Depois do acidente, tinha muita dificuldade em fazer as coisas sozinho, não conseguia sentar direito e só conseguia sair com um acompanhante. Também apresentava muita dificuldade para me mexer.

Em setembro do mesmo ano, comecei o processo de reabilitação na AACD (Associação de Assistência à Criança Deficiente), que envolvia fisioterapia, terapia ocupacional e outros. Comecei a aprender a sentar sozinho, me vestir e fui melhorando aos poucos.

Lembro que ficava bastante em casa, conversava muito com amigos, que diziam para eu seguir a carreira de psicologia, pois tinha muita paciência para falar com as pessoas, gostava de ouvir e resolvia o problema delas.

Realização profissional e pessoal

O psicólogo Paulo César, 34 - Arquivo pessoal - Arquivo pessoal
Imagem: Arquivo pessoal

Em 2015, resolvi entrar na faculdade e cursar psicologia: foi uma grande realização. Pensava em fazer alguma coisa, algo que pudesse me tirar daquela situação, pois era um tédio permanecer em casa.

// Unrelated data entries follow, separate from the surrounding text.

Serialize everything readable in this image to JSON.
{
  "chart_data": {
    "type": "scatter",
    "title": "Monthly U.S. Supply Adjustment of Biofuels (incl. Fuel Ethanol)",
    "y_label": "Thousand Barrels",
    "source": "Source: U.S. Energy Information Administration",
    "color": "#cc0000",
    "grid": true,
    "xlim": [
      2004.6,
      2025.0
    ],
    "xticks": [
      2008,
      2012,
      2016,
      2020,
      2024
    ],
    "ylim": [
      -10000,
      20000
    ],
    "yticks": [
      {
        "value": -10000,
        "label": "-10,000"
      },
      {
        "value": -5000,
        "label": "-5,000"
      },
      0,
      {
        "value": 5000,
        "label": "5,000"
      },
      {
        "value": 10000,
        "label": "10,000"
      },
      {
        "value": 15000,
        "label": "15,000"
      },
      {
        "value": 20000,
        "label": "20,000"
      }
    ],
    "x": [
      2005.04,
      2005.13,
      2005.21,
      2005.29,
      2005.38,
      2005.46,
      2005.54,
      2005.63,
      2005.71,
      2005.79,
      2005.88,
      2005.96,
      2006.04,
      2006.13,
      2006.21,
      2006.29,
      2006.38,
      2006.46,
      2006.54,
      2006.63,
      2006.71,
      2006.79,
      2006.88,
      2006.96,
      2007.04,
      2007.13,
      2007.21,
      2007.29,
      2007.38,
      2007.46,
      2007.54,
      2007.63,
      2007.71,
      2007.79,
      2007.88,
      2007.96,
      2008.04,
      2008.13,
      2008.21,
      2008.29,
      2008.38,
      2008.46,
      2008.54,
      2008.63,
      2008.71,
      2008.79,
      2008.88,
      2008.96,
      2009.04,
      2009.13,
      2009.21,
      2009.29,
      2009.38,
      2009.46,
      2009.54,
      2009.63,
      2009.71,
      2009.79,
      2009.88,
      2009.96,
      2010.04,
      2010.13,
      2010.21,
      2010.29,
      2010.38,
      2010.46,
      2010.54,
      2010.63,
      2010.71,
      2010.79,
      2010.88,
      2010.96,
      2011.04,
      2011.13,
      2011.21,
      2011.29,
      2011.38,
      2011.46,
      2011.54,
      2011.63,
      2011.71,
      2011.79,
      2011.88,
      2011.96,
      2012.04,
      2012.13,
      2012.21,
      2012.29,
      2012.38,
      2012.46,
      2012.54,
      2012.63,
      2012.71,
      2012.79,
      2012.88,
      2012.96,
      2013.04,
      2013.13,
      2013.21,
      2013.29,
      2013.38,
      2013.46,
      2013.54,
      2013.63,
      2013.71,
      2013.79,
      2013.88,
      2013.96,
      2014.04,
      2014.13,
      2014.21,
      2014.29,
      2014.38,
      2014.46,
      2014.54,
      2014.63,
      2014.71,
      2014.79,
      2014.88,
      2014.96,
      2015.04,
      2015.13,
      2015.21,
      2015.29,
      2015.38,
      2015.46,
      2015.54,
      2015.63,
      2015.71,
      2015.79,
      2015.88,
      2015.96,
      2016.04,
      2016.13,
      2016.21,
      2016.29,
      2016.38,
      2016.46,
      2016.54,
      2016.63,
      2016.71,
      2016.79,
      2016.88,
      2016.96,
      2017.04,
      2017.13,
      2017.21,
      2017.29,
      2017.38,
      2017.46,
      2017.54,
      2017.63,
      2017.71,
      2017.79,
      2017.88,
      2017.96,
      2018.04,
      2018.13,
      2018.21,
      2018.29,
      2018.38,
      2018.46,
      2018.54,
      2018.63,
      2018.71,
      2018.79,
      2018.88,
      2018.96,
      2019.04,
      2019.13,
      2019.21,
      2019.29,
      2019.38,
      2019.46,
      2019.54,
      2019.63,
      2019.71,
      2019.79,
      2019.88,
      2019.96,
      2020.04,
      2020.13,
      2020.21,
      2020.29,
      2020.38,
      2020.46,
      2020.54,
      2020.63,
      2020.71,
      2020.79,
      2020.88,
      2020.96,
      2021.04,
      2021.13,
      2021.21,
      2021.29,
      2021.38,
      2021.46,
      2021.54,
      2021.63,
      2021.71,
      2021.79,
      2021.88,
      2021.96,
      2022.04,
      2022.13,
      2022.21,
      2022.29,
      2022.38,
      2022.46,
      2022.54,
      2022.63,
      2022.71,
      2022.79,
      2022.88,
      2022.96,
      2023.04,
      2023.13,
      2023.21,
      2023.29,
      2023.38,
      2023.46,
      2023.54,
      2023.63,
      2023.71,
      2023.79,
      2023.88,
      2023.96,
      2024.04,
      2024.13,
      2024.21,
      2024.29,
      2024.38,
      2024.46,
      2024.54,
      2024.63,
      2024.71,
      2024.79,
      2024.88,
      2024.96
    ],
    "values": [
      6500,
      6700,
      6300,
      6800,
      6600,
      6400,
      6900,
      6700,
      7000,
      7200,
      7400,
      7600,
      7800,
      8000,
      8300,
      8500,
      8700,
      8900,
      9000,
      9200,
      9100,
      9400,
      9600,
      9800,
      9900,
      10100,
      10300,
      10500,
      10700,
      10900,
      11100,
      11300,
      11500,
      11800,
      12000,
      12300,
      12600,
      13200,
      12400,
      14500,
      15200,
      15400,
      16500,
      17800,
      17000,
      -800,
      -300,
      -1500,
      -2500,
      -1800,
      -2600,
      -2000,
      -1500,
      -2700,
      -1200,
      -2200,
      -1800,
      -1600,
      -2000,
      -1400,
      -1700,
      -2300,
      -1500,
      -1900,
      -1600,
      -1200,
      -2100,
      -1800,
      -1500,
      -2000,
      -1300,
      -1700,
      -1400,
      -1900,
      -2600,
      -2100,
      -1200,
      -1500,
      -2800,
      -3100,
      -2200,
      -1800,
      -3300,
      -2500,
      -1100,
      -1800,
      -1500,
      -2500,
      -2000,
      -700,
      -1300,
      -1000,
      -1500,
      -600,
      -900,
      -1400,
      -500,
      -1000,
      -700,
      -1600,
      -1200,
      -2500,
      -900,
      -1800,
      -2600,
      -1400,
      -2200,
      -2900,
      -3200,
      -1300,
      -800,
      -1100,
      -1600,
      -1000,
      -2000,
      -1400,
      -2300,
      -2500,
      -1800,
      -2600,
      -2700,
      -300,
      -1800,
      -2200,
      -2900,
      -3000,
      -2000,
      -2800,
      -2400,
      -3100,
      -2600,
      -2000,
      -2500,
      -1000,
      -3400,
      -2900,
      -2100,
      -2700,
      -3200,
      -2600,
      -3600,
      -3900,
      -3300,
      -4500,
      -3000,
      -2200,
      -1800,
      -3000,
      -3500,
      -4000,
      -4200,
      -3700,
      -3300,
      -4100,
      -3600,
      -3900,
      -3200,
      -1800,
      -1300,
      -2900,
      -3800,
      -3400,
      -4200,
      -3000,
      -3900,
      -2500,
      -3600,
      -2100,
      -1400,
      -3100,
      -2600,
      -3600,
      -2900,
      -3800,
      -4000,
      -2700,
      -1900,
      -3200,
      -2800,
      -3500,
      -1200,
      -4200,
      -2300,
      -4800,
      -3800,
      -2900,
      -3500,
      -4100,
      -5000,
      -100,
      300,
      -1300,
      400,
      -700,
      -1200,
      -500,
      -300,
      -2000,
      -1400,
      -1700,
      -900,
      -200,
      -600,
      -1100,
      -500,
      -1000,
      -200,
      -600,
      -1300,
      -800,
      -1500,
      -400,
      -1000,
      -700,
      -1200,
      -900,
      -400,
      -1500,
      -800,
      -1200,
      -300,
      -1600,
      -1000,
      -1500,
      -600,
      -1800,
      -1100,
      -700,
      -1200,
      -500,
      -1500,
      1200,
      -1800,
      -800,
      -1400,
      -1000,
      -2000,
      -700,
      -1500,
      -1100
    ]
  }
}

Quando cheguei na AACD, fui atendido por uma psicóloga cadeirante e, de certa forma, vi uma representatividade ali. Isso me motivou.

Também teve o fato de não precisar fazer algo com o meu corpo, pois usaria mais a minha mente.

Ao longo do curso, seguia com a minha reabilitação e me apaixonava ainda mais pela área de pesquisa. Gostava muito de escrever, trabalhar em equipe e todas as atividades que o psicólogo desenvolvia lá.

Ganhei alta e terminei minha graduação no mesmo ano. Hoje, trabalho dentro da AACD e quero tentar fazer um mestrado. Estou muito feliz, e se continuar aqui, ficarei mais ainda.

Aprendi a ver a vida de outra forma. Todo dia aqui é uma história de vida nova e a gente vê a oportunidade de crescer. Aprendi a dar valor ao que tenho e não me lamentar muito pelo que perdi."

Como funciona o processo de reabilitação

O psicólogo Paulo César, 34 - Arquivo pessoal - Arquivo pessoal
Imagem: Arquivo pessoal

Após a alta hospitalar, a pessoa pode ser encaminhada ao serviço de reabilitação pelo convênio, UBS (Unidade Básica de Saúde) ou procurar centros especializados para iniciar o processo.

É necessária uma avaliação médica para verificar a estabilidade clínica, indicação para o tratamento e avaliação funcional, realizada por equipe multiprofissional, que envolve fisioterapeuta, terapeuta ocupacional, psicóloga, fonoaudióloga e assistente social.

As lesões na coluna são categorizadas por meio da escala ASIA, onde A significa lesão completa e B, C, D e E são lesões parciais, incompletas. O nível da lesão está relacionado ao segmento da coluna onde houve o traumatismo, sendo a região cervical mais grave, acometendo mais grupos musculares.

Pacientes com lesão medular devem ser acompanhados clinicamente de forma contínua, pois esse tipo não impacta somente os músculos e funcionalidades, mas também órgãos como a bexiga.

Por causa da complexidade, variabilidade das lesões, impacto funcional e emocional de cada indivíduo, não é possível determinar o tempo mínimo para a reabilitação.

"Na instituição, trabalhamos considerando as demandas individuais, objetivos e prognóstico a médio prazo, pode levar em média 6 a 12 meses, a depender da resposta de cada indivíduo aos estímulos", diz Carolina Alonso, fisioterapeuta de adultos da AACD.

Para o indivíduo voltar a ter autonomia, leva-se em consideração contextos individuais como habilidades, interesses, aspecto socioeconômico e ambiental.

"No caso de pessoas com lesão medular, essas atividades são fragmentadas e passam por um processo de adaptação e treinamento, visando a maior autonomia possível. Podendo necessitar de órteses, equipamentos e adaptações instrumentais para que sejam viáveis e seguras em uma nova realidade", afirma a especialista.

Campanha "Sem Atendimento, Sem Oportunidade"

A AACD lançou em maio uma campanha chamada "Sem Atendimento, Sem oportunidade", que tem o objetivo de alertar a sociedade para impactos sociais causados às pessoas com deficiência que não possuem acesso a um processo de reabilitação completa.

Segundo a entidade, os efeitos negativos são inúmeros, e vão além da mobilidade, envolvendo baixa escolaridade, desemprego e isolamento social.